In summary, the problem with this input circuit is that there is no buffer for the trigger input, and the trigger LED needs to be driven directly from the source of the trigger. The way the input circuit is conceived, the LED saps away too much current from the trigger source, resulting in a significant voltage drop in the trigger signal. This problem is made even worse if the trigger source has a 1K protection resistor
Meng Qi’s fix
The solution proposed by Meng Qi is to remove R3 from the board. This increases the voltage at the input of the microcontroller to rise to 4.5V. This indeed results in a 100% trigger success rate, but comes at the cost of a non-operational trigger LED.
In the schematic below I show how I have fixed the issue without killing the trigger LED. The values of resistors R1 and R2 are increased to 4K7 and 47K respectively, to reduce their current draw from the trigger input. R3 is removed from the circuit. Finally, an external 4K7 resistor is added so that the LED can be driven directly from the trigger input. As a result, the voltage divider R1-R2 will be less affected by the current draw of the trigger LED. For a trigger input of 5V, this results in 3.5V at the input of the microcontroller, resulting in reliable triggering of the module.
Doing it yourself
In the images below, I show how to patch the Karp board. For those interested I’ve also uploaded my analysis notes and calculations in a pdf. This pdf also contains the instructions on how to implement this fix yourself.

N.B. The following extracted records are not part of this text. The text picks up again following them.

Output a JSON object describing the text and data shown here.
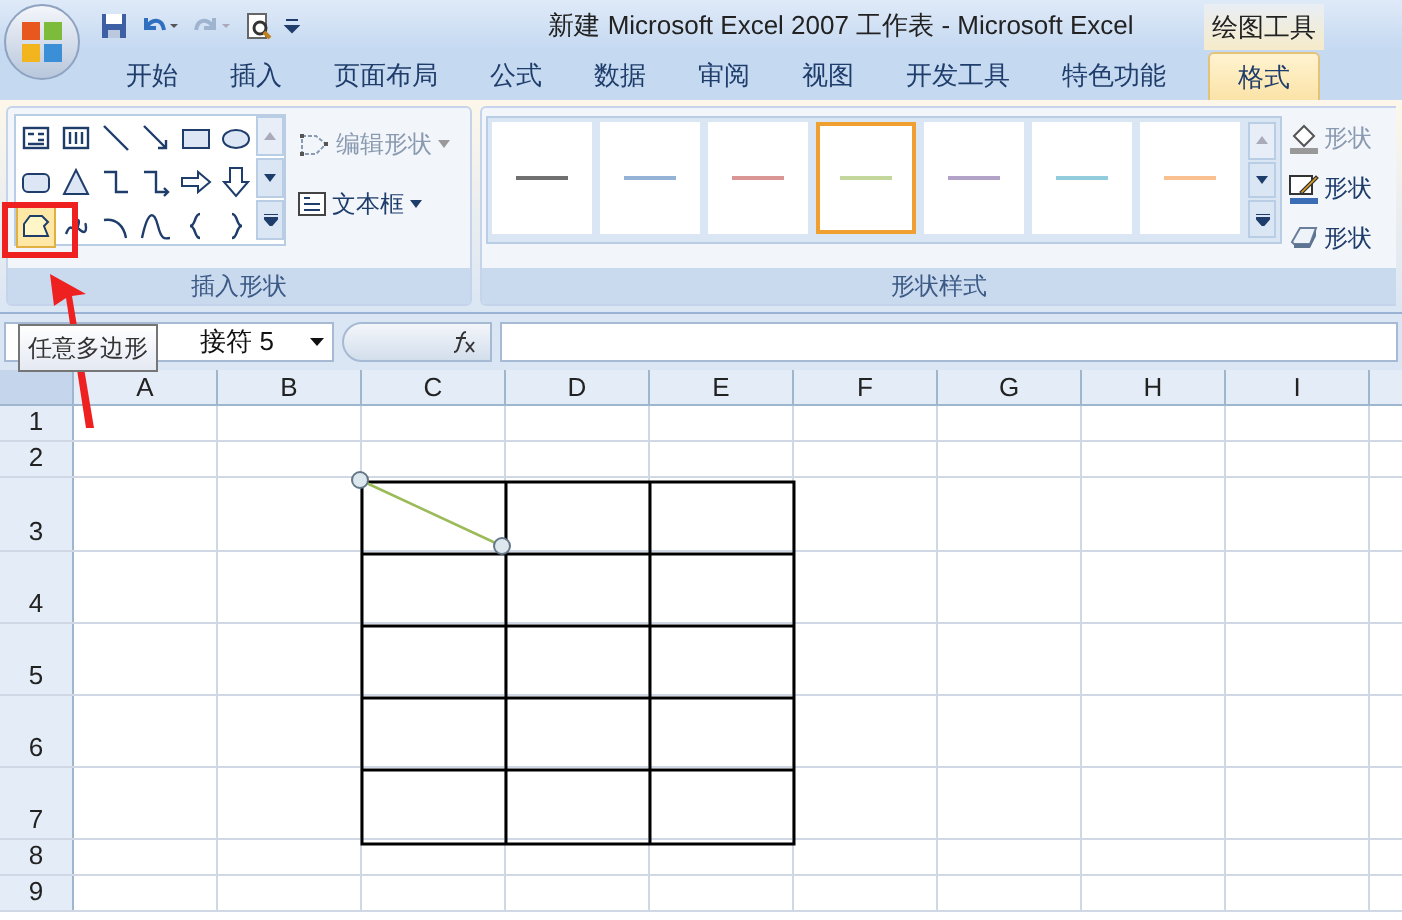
{
  "title": "新建 Microsoft Excel 2007 工作表 - Microsoft Excel",
  "context_tab": "绘图工具",
  "tabs": [
    {
      "label": "开始",
      "selected": false
    },
    {
      "label": "插入",
      "selected": false
    },
    {
      "label": "页面布局",
      "selected": false
    },
    {
      "label": "公式",
      "selected": false
    },
    {
      "label": "数据",
      "selected": false
    },
    {
      "label": "审阅",
      "selected": false
    },
    {
      "label": "视图",
      "selected": false
    },
    {
      "label": "开发工具",
      "selected": false
    },
    {
      "label": "特色功能",
      "selected": false
    },
    {
      "label": "格式",
      "selected": true
    }
  ],
  "insert_shapes": {
    "label": "插入形状",
    "edit_shape": "编辑形状",
    "textbox": "文本框",
    "shapes": [
      {
        "kind": "textbox",
        "selected": false
      },
      {
        "kind": "vtextbox",
        "selected": false
      },
      {
        "kind": "line",
        "selected": false
      },
      {
        "kind": "arrow",
        "selected": false
      },
      {
        "kind": "rect",
        "selected": false
      },
      {
        "kind": "oval",
        "selected": false
      },
      {
        "kind": "roundrect",
        "selected": false
      },
      {
        "kind": "triangle",
        "selected": false
      },
      {
        "kind": "elbow",
        "selected": false
      },
      {
        "kind": "elbowarrow",
        "selected": false
      },
      {
        "kind": "rightarrow",
        "selected": false
      },
      {
        "kind": "downarrow",
        "selected": false
      },
      {
        "kind": "freeform",
        "selected": true
      },
      {
        "kind": "scribble",
        "selected": false
      },
      {
        "kind": "arc",
        "selected": false
      },
      {
        "kind": "curve",
        "selected": false
      },
      {
        "kind": "lbrace",
        "selected": false
      },
      {
        "kind": "rbrace",
        "selected": false
      }
    ]
  },
  "shape_styles": {
    "label": "形状样式",
    "styles": [
      {
        "color": "#707070",
        "selected": false
      },
      {
        "color": "#95b3d7",
        "selected": false
      },
      {
        "color": "#d99694",
        "selected": false
      },
      {
        "color": "#c3d69b",
        "selected": true
      },
      {
        "color": "#b3a2c7",
        "selected": false
      },
      {
        "color": "#93cddd",
        "selected": false
      },
      {
        "color": "#fac090",
        "selected": false
      }
    ],
    "commands": [
      {
        "kind": "fill",
        "label": "形状"
      },
      {
        "kind": "outline",
        "label": "形状"
      },
      {
        "kind": "effect",
        "label": "形状"
      }
    ]
  },
  "name_box": "接符 5",
  "tooltip": "任意多边形",
  "columns": [
    "A",
    "B",
    "C",
    "D",
    "E",
    "F",
    "G",
    "H",
    "I"
  ],
  "rows": [
    "1",
    "2",
    "3",
    "4",
    "5",
    "6",
    "7",
    "8",
    "9"
  ]
}
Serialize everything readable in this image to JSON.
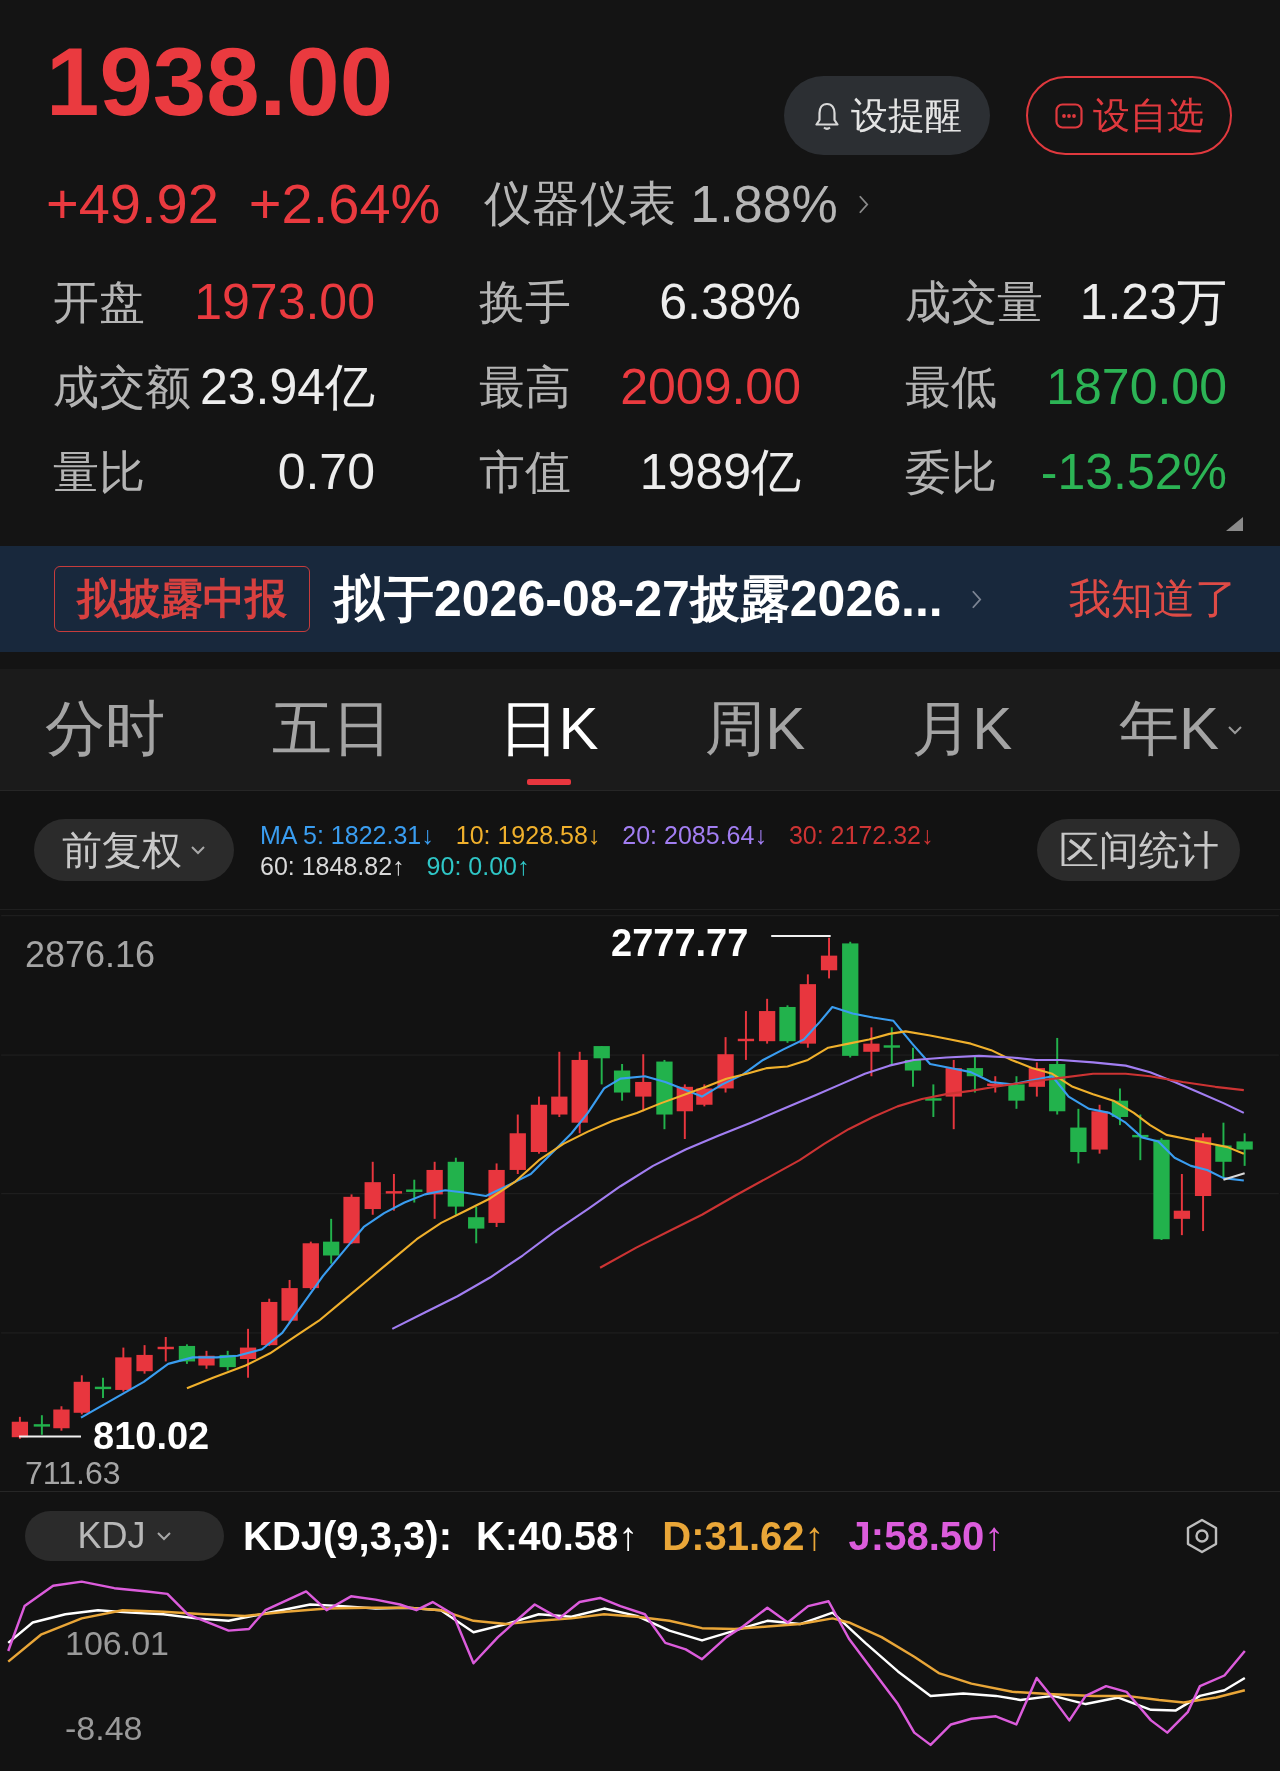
{
  "quote": {
    "price": "1938.00",
    "change": "+49.92",
    "change_pct": "+2.64%",
    "rising": true
  },
  "sector": {
    "name": "仪器仪表",
    "change_pct": "1.88%"
  },
  "actions": [
    {
      "label": "设提醒",
      "kind": "alert"
    },
    {
      "label": "设自选",
      "kind": "watchlist"
    }
  ],
  "stats": [
    {
      "label": "开盘",
      "value": "1973.00",
      "color": "#ea3a3f"
    },
    {
      "label": "换手",
      "value": "6.38%",
      "color": "#ededed"
    },
    {
      "label": "成交量",
      "value": "1.23万",
      "color": "#ededed"
    },
    {
      "label": "成交额",
      "value": "23.94亿",
      "color": "#ededed"
    },
    {
      "label": "最高",
      "value": "2009.00",
      "color": "#ea3a3f"
    },
    {
      "label": "最低",
      "value": "1870.00",
      "color": "#2cb455"
    },
    {
      "label": "量比",
      "value": "0.70",
      "color": "#ededed"
    },
    {
      "label": "市值",
      "value": "1989亿",
      "color": "#ededed"
    },
    {
      "label": "委比",
      "value": "-13.52%",
      "color": "#2cb455"
    }
  ],
  "notice": {
    "tag": "拟披露中报",
    "text": "拟于2026-08-27披露2026...",
    "dismiss": "我知道了"
  },
  "period_tabs": [
    {
      "label": "分时",
      "selected": false,
      "dropdown": false
    },
    {
      "label": "五日",
      "selected": false,
      "dropdown": false
    },
    {
      "label": "日K",
      "selected": true,
      "dropdown": false
    },
    {
      "label": "周K",
      "selected": false,
      "dropdown": false
    },
    {
      "label": "月K",
      "selected": false,
      "dropdown": false
    },
    {
      "label": "年K",
      "selected": false,
      "dropdown": true
    }
  ],
  "chart_toolbar": {
    "adjust": "前复权",
    "ma_legend": [
      {
        "label": "MA 5: 1822.31↓",
        "color": "#3a9df0"
      },
      {
        "label": "10: 1928.58↓",
        "color": "#f0b02c"
      },
      {
        "label": "20: 2085.64↓",
        "color": "#a27ef2"
      },
      {
        "label": "30: 2172.32↓",
        "color": "#cc3333"
      },
      {
        "label": "60: 1848.82↑",
        "color": "#d9d9d9"
      },
      {
        "label": "90: 0.00↑",
        "color": "#2fc6c6"
      }
    ],
    "range_button": "区间统计"
  },
  "price_chart": {
    "y_max_label": "2876.16",
    "y_min_label": "711.63",
    "high_label": "2777.77",
    "low_label": "810.02"
  },
  "indicator": {
    "selector": "KDJ",
    "params": "KDJ(9,3,3):",
    "values": [
      {
        "label": "K:40.58↑",
        "color": "#ffffff"
      },
      {
        "label": "D:31.62↑",
        "color": "#e9a638"
      },
      {
        "label": "J:58.50↑",
        "color": "#dc5cdc"
      }
    ],
    "y_max_label": "106.01",
    "y_min_label": "-8.48"
  }
}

In october 2016 Meng Qi has released a new core PCB for the Karp and DU-KRPLS. Although they don’t mention the trigger issue, I do hope they fixed it in these new PCBs. In any case, I’m sure there are still some pre-2016 Karps out there. There being no schematic available makes the trigger issue tricky to figure out. For this reason, and for my own personal documentation I decided to share my analysis of the problem and how to fix it.